If there’s any lesson of the singularity, it’s that considering the simpleminded scifi version of it is a good stepping stone to understanding society and our human experience more accurately in the present. Don’t let the refutations of the simplistic versions of this idea blind you to the more complex and human realities that lie behind it.
We are awash in a see of evolving technology (both material and intellectual) that is thoroughly out of our individual control, and yet we are still a part of it and it is our moral prerogative to use it to the best of our abilities. Evolution has not stopped, we’re just coming to realize it’s never really been limited to DNA.
The incorporation of technology into society will continue. It’s effect on morality and human nature will continue to accelerate. It’s wise to be mindful.
As for practical applications of this philosophic mindset I can recommend a practical idea:
Social Networking (in it’s myriad guises) is the “global brain” – act accordingly and use technology to amplify your ideas (and possibly reward your individual self.)
ie: if you want to advance your career in psychology, start a blog, then get that blog on digg.
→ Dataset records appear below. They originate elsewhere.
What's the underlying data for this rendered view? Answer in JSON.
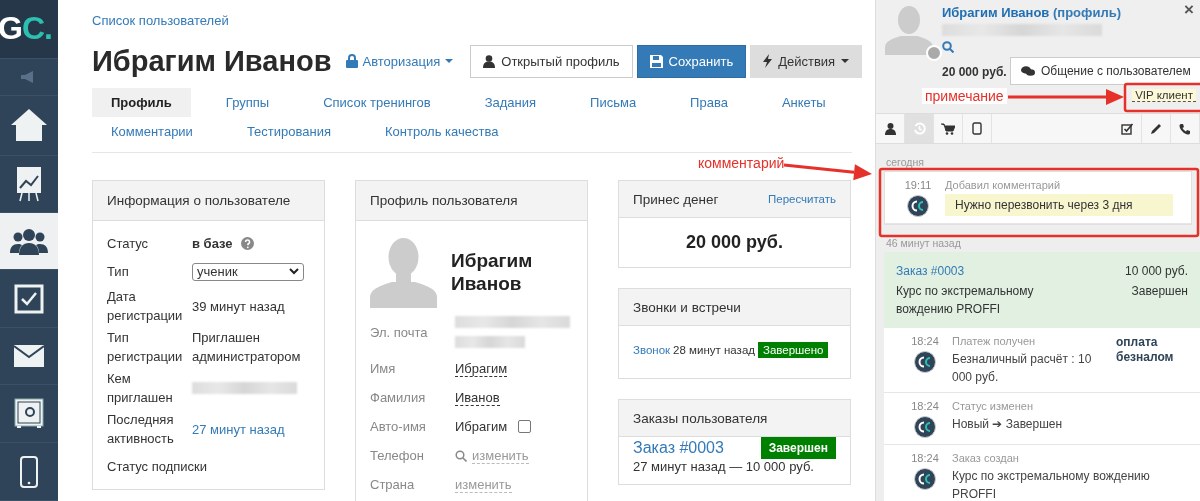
{
  "sidebar": {
    "logo": {
      "letter": "G",
      "accent": "C."
    },
    "items": [
      {
        "kind": "megaphone",
        "selected": false
      },
      {
        "kind": "home",
        "selected": false
      },
      {
        "kind": "chart",
        "selected": false
      },
      {
        "kind": "users",
        "selected": true
      },
      {
        "kind": "check",
        "selected": false
      },
      {
        "kind": "mail",
        "selected": false
      },
      {
        "kind": "safe",
        "selected": false
      },
      {
        "kind": "phone",
        "selected": false
      }
    ]
  },
  "main": {
    "breadcrumb": "Список пользователей",
    "title": "Ибрагим Иванов",
    "auth_menu": "Авторизация",
    "buttons": [
      {
        "kind": "profile",
        "label": "Открытый профиль"
      },
      {
        "kind": "save",
        "label": "Сохранить"
      },
      {
        "kind": "actions",
        "label": "Действия"
      }
    ],
    "tabs": [
      {
        "label": "Профиль",
        "selected": true
      },
      {
        "label": "Группы",
        "selected": false
      },
      {
        "label": "Список тренингов",
        "selected": false
      },
      {
        "label": "Задания",
        "selected": false
      },
      {
        "label": "Письма",
        "selected": false
      },
      {
        "label": "Права",
        "selected": false
      },
      {
        "label": "Анкеты",
        "selected": false
      },
      {
        "label": "Комментарии",
        "selected": false
      },
      {
        "label": "Тестирования",
        "selected": false
      },
      {
        "label": "Контроль качества",
        "selected": false
      }
    ],
    "info_card": {
      "title": "Информация о пользователе",
      "rows": [
        {
          "kind": "status",
          "label": "Статус",
          "value": "в базе"
        },
        {
          "kind": "select",
          "label": "Тип",
          "value": "ученик"
        },
        {
          "kind": "text",
          "label": "Дата регистрации",
          "value": "39 минут назад"
        },
        {
          "kind": "text",
          "label": "Тип регистрации",
          "value": "Приглашен администратором"
        },
        {
          "kind": "blurred",
          "label": "Кем приглашен"
        },
        {
          "kind": "link",
          "label": "Последняя активность",
          "value": "27 минут назад"
        },
        {
          "kind": "heading",
          "label": "Статус подписки"
        }
      ]
    },
    "profile_card": {
      "title": "Профиль пользователя",
      "name": "Ибрагим Иванов",
      "fields": [
        {
          "kind": "blurred",
          "label": "Эл. почта"
        },
        {
          "kind": "editable",
          "label": "Имя",
          "value": "Ибрагим"
        },
        {
          "kind": "editable",
          "label": "Фамилия",
          "value": "Иванов"
        },
        {
          "kind": "auto",
          "label": "Авто-имя",
          "value": "Ибрагим",
          "checked": false
        },
        {
          "kind": "search-link",
          "label": "Телефон",
          "value": "изменить"
        },
        {
          "kind": "link",
          "label": "Страна",
          "value": "изменить"
        }
      ]
    },
    "money_card": {
      "title": "Принес денег",
      "action": "Пересчитать",
      "amount": "20 000 руб."
    },
    "calls_card": {
      "title": "Звонки и встречи",
      "calls": [
        {
          "link": "Звонок",
          "time": "28 минут назад",
          "status": "Завершено"
        }
      ]
    },
    "orders_card": {
      "title": "Заказы пользователя",
      "orders": [
        {
          "number": "Заказ #0003",
          "status": "Завершен",
          "meta": "27 минут назад — 10 000 руб."
        }
      ]
    }
  },
  "panel": {
    "name": "Ибрагим Иванов",
    "profile_link": "(профиль)",
    "online": false,
    "balance": "20 000 руб.",
    "chat_button": "Общение с пользователем",
    "close": "×",
    "note": "VIP клиент",
    "tabs": [
      {
        "kind": "user",
        "selected": false
      },
      {
        "kind": "history",
        "selected": true
      },
      {
        "kind": "cart",
        "selected": false
      },
      {
        "kind": "tablet",
        "selected": false
      },
      {
        "kind": "tasks",
        "selected": false
      },
      {
        "kind": "pencil",
        "selected": false
      },
      {
        "kind": "phone",
        "selected": false
      }
    ],
    "feed": [
      {
        "date": "сегодня",
        "events": [
          {
            "kind": "comment",
            "time": "19:11",
            "title": "Добавил комментарий",
            "text": "Нужно перезвонить через 3 дня"
          }
        ]
      },
      {
        "date": "46 минут назад",
        "order": {
          "number": "Заказ #0003",
          "amount": "10 000 руб.",
          "description": "Курс по экстремальному вождению PROFFI",
          "status": "Завершен"
        },
        "events": [
          {
            "kind": "payment",
            "time": "18:24",
            "title": "Платеж получен",
            "text": "Безналичный расчёт : 10 000 руб.",
            "tag": "оплата безналом"
          },
          {
            "kind": "status",
            "time": "18:24",
            "title": "Статус изменен",
            "text": "Новый ➔ Завершен"
          },
          {
            "kind": "created",
            "time": "18:24",
            "title": "Заказ создан",
            "text": "Курс по экстремальному вождению PROFFI"
          }
        ]
      }
    ]
  },
  "annotations": [
    {
      "kind": "note",
      "label": "примечание"
    },
    {
      "kind": "comment",
      "label": "комментарий"
    }
  ]
}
Transhumanism is where technology transforms and enhances human beings. Posthumanism is where technology will reach the point where new robotic creatures will be superior and dominate human beings. Singularity has to do with posthumanism.
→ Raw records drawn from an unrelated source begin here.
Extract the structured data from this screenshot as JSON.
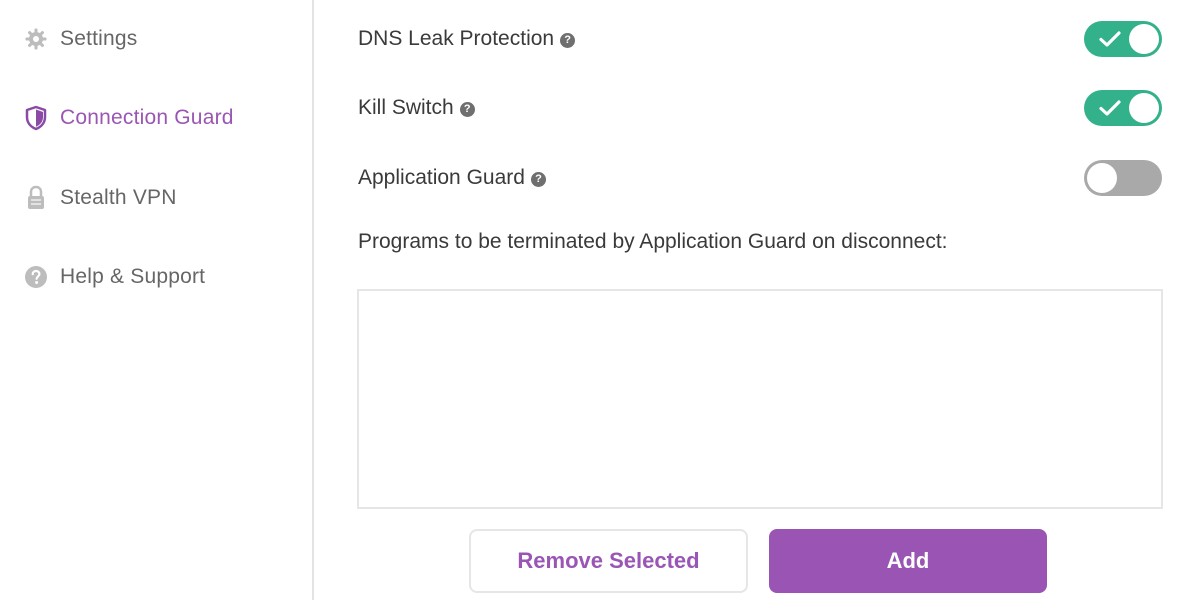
{
  "sidebar": {
    "items": [
      {
        "label": "Settings",
        "icon": "gear-icon",
        "active": false
      },
      {
        "label": "Connection Guard",
        "icon": "shield-icon",
        "active": true
      },
      {
        "label": "Stealth VPN",
        "icon": "lock-icon",
        "active": false
      },
      {
        "label": "Help & Support",
        "icon": "help-icon",
        "active": false
      }
    ]
  },
  "main": {
    "settings": [
      {
        "label": "DNS Leak Protection",
        "enabled": true
      },
      {
        "label": "Kill Switch",
        "enabled": true
      },
      {
        "label": "Application Guard",
        "enabled": false
      }
    ],
    "help_glyph": "?",
    "programs_label": "Programs to be terminated by Application Guard on disconnect:",
    "programs": [],
    "buttons": {
      "remove_label": "Remove Selected",
      "add_label": "Add"
    }
  },
  "colors": {
    "accent": "#9a56b4",
    "toggle_on": "#33b18a",
    "toggle_off": "#a9a9a9"
  }
}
Thanks alleycat. That was a pretty interesting and impassioned defense of the larger implications of the singularity notion.
And Joe– Posthumanity is definitely not limited to “robotic creatures” who will “dominate human beings.” It refers pretty vaguely to what comes next– be it robots as you say, or some designed biological evolution of ours or cyborg advancement.
From Wiki: “Transhuman is a term that refers to an evolutionary transition from the human to the posthuman.” The terms are practically used interchangeably. All of this is intimately related.
There’s no reason we can’t compare machine and human intelligence – a simple definition like “ability to make accurate predictions about the environment and use those predictions to maximize it’s values” encapsulates the most important functions what an intelligence does.
There’s variations of the idea of the singularity, but the most appealing (and least ridiculous) is a natural extension of a machine intelligence. Once you’ve created an intelligence that’s able to improve itself (because it has access to it’s own sourcecode) it can continue to do so until it reaches hard physical limits, which, given the speed advantage of silicon vs cellular, means it could easily be thousands (or millions) of times smarter than a human. Once you’ve reached that point, it’s impossible to predict what will happen – if you knew what a superintelligence would do, you would go ahead and do it yourself.
All technological progress has arisen, in part, from a “mortal fear of human limitations”. Medicine is, perhaps, the best example of this (particularly of the fear), though other technology arises equally due our desire to transcend our own human limitations (flight, for example).
To make a joke of that reality and both compare an awareness of it to and implicate it as nuttery is…an interesting insight into your own personality and biases or blindspots.